Bio-X Affiliated Faculty

Dr. José Dinneny received his BS from UC Berkeley in Plant Biology and Genetics in the Department of Plant and Microbial Biology and PhD from UC San Diego working with Detlef Weigel at the Salk Institute for Biological Science and Martin Yanofsky in the Division of Biology, UCSD. His work focused on the cloning and characterization of JAGGED and NUBBIN in flower and fruit development. He then went to Duke University to do his post-doctoral studies with Philip Benfey. There he utilized Fluorescence Activated Cell Sorting (FACS) to develop the first tissue-specific map of transcriptional changes occurring during abiotic stress. Dr. Dinneny established his independent lab at the Temasek Lifesciences Laboratory (TLL) in Singapore with a joint appointment at the National University of Singapore, Department of Biological Sciences. He was an inaugural fellow of the National Research Foundation, Singapore. Dr. Dinneny moved his lab in 2011 to the Carnegie Institution for Science, Department of Plant Biology. In 2018, Dr. Dinneny joined the faculty at Stanford University in the Biology Department as an Associate Professor. In the Biology Department, he serves as Director of Graduate Studies and chair of the Graduate Studies Committee.

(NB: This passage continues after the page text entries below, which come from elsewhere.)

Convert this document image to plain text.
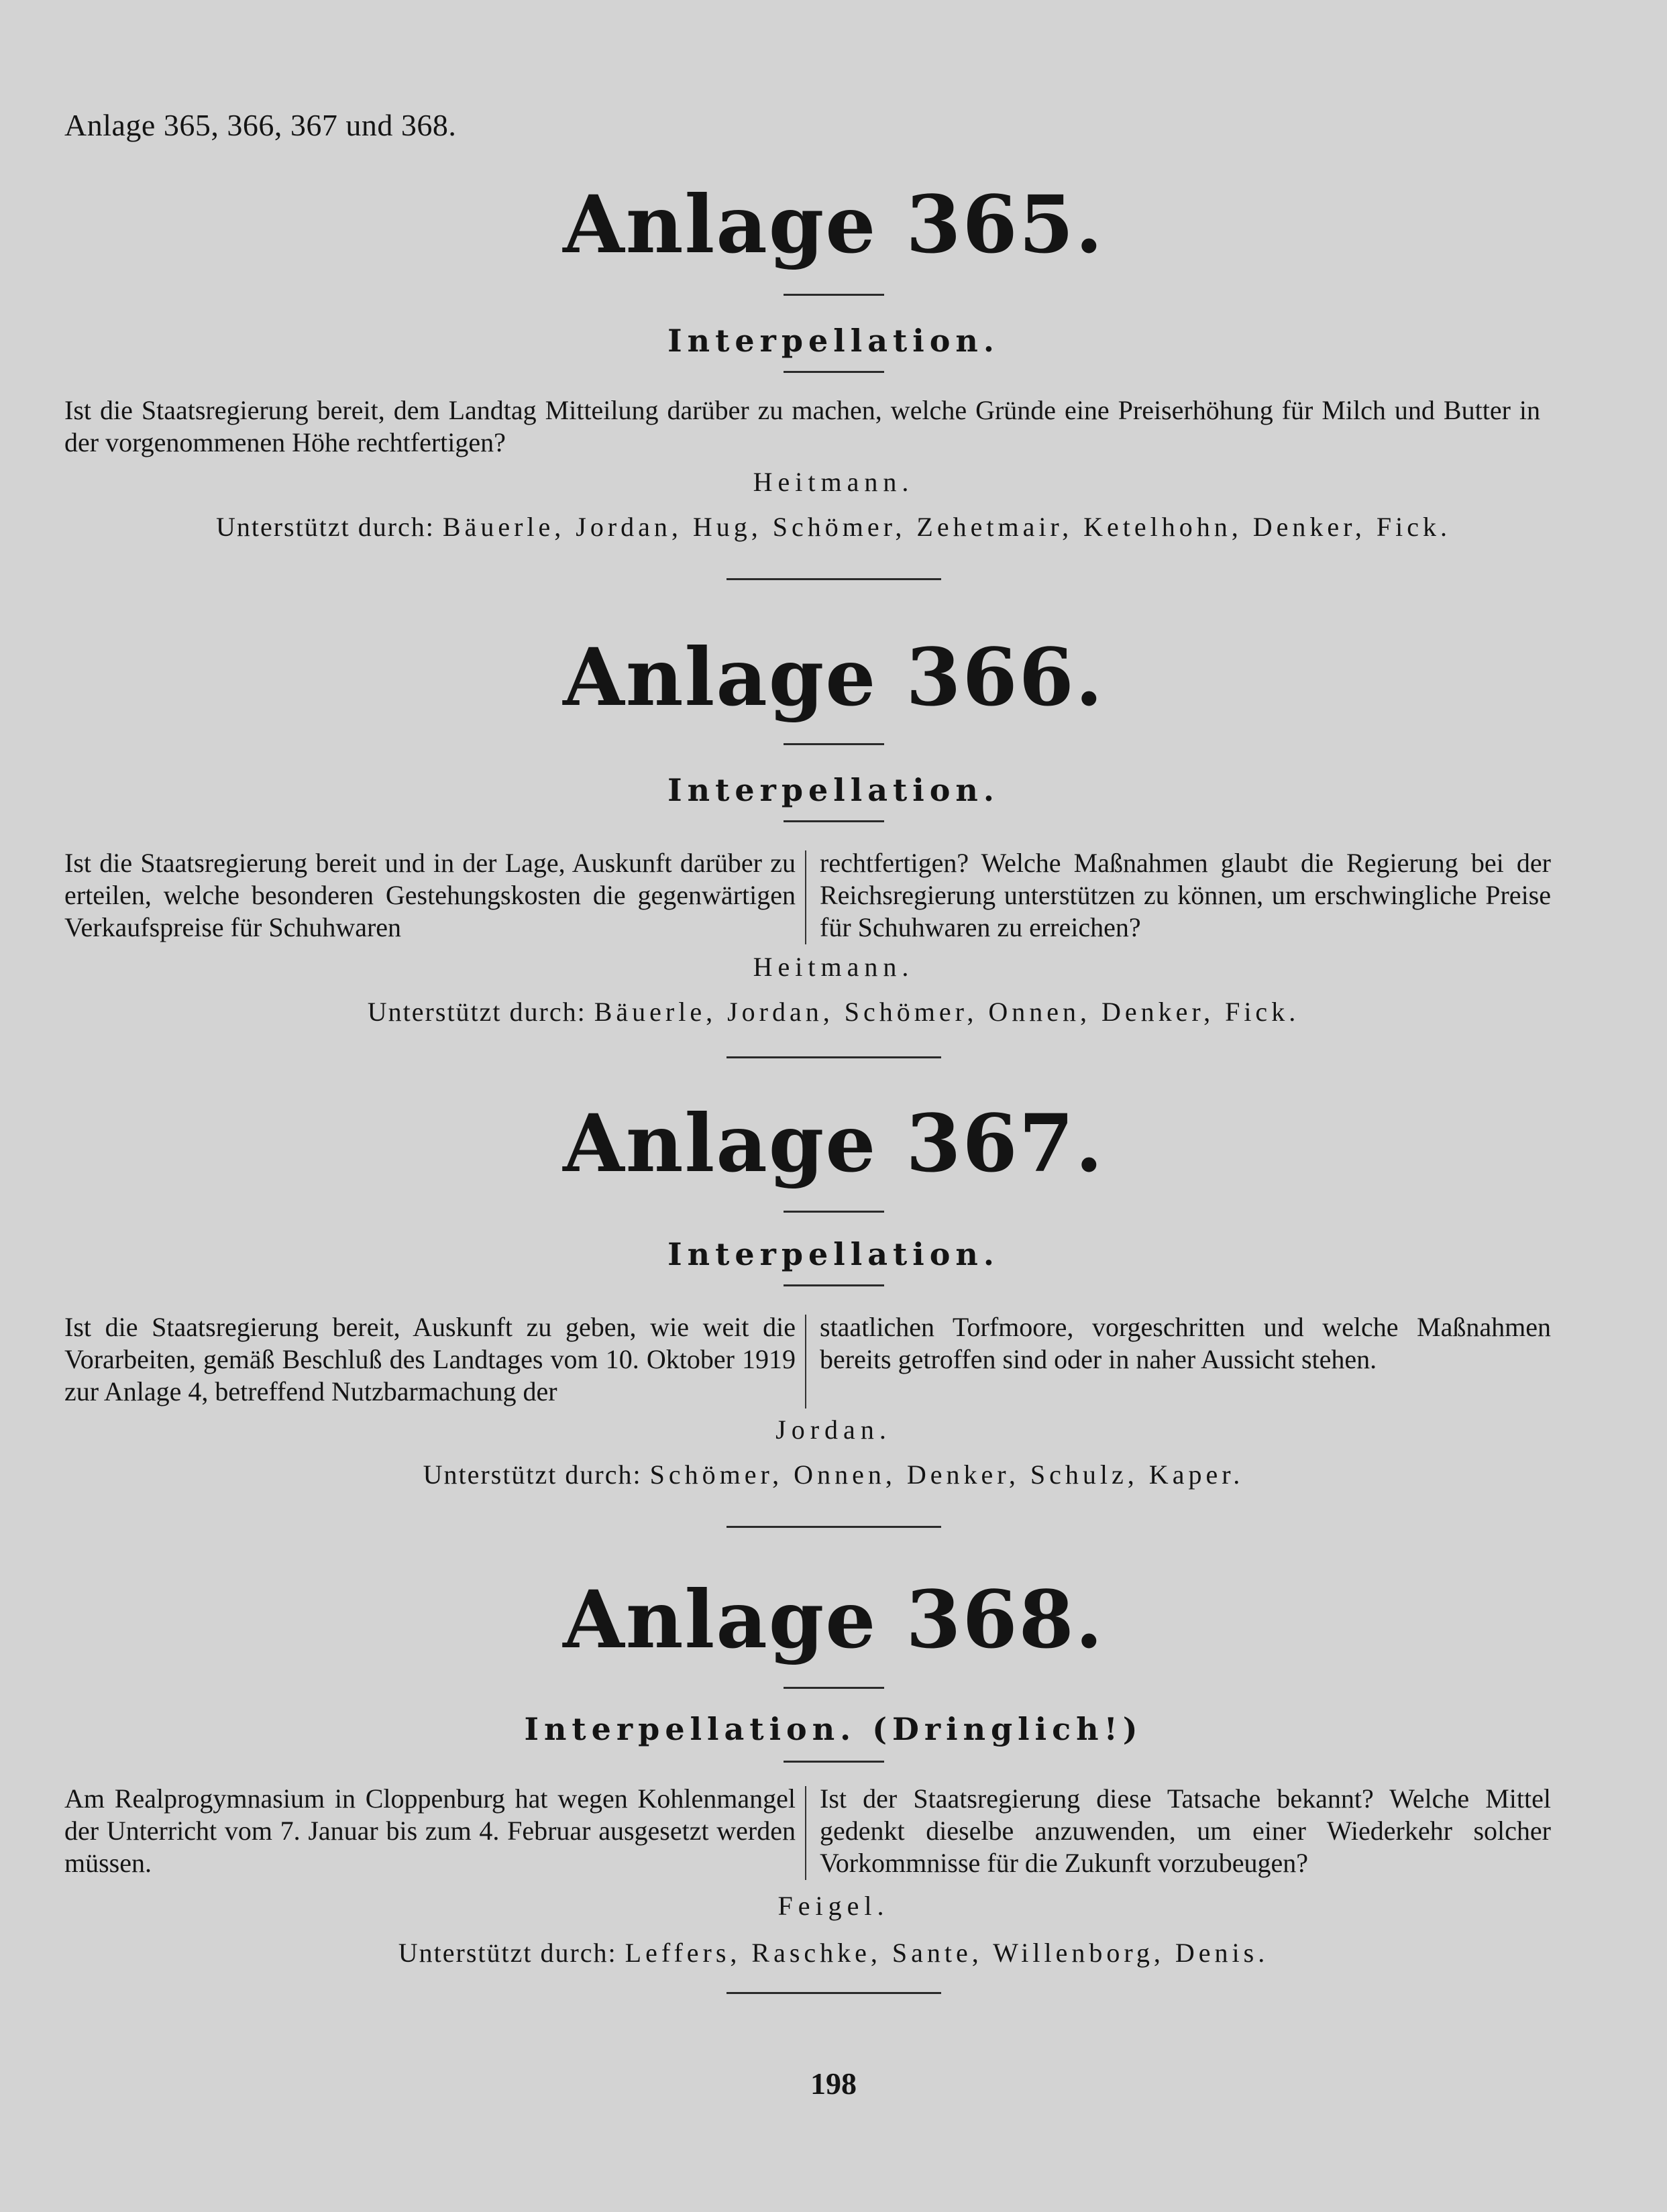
Anlage 365, 366, 367 und 368.
Anlage 365.

Interpellation.

Ist die Staatsregierung bereit, dem Landtag Mitteilung darüber zu machen, welche Gründe eine Preiserhöhung für Milch und Butter in der vorgenommenen Höhe rechtfertigen?

Heitmann.

Unterstützt durch: Bäuerle, Jordan, Hug, Schömer, Zehetmair, Ketelhohn, Denker, Fick.

Anlage 366.

Interpellation.

Ist die Staatsregierung bereit und in der Lage, Auskunft darüber zu erteilen, welche besonderen Gestehungskosten die gegenwärtigen Verkaufspreise für Schuhwaren

rechtfertigen? Welche Maßnahmen glaubt die Regierung bei der Reichsregierung unterstützen zu können, um erschwingliche Preise für Schuhwaren zu erreichen?

Heitmann.

Unterstützt durch: Bäuerle, Jordan, Schömer, Onnen, Denker, Fick.

Anlage 367.

Interpellation.

Ist die Staatsregierung bereit, Auskunft zu geben, wie weit die Vorarbeiten, gemäß Beschluß des Landtages vom 10. Oktober 1919 zur Anlage 4, betreffend Nutzbarmachung der

staatlichen Torfmoore, vorgeschritten und welche Maßnahmen bereits getroffen sind oder in naher Aussicht stehen.

Jordan.

Unterstützt durch: Schömer, Onnen, Denker, Schulz, Kaper.

Anlage 368.

Interpellation. (Dringlich!)

Am Realprogymnasium in Cloppenburg hat wegen Kohlenmangel der Unterricht vom 7. Januar bis zum 4. Februar ausgesetzt werden müssen.

Ist der Staatsregierung diese Tatsache bekannt? Welche Mittel gedenkt dieselbe anzuwenden, um einer Wiederkehr solcher Vorkommnisse für die Zukunft vorzubeugen?

Feigel.

Unterstützt durch: Leffers, Raschke, Sante, Willenborg, Denis.

198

He is an HHMI-Simons Faculty Scholar and was a National Research Foundation of Singapore fellow, an NIH Ruth Kirschstein post-doctoral fellow and an HHMI predoctoral fellow. He was recognized in 2017 by Science News magazine’s 2017 SN 10: Scientists to Watch list.

In the next 50 years, one of the greatest advances we can make for global human health is the realization of a society that is fully sustainable. Dr. Dinneny's research aims to improve agricultural sustainability by using a holistic approach that integrates across genetic, cellular and organismal scales to understand how plants survive stressful environments. Prior research has explored water-stress responses at unparalleled spatial and temporal resolution, and identified the endodermal tissue layer as a critical signaling center for controlling growth and tissue differentiation in roots, the discovery of novel adaptive mechanisms used by roots to capture water established potential targets for breeding to improve water use efficiency, the invention of imaging methods enabled multidimensional studies of plant acclimation and illuminated our understanding of organ system growth from germination to senescence, physiological and molecular insight has been gained in understanding how plants sense water availability through computational modeling of tissue hydraulics, and fine-scale biomechanical measurements identified a novel mechanism by which salinity damages cells through its effects on cell-wall integrity. Dr. Dinneny has paired his research with a personal passion for improving the education of young plant scientists, engaging lawmakers through science policy, and by being a vocal advocate for the broad deployment of agricultural biotechnology.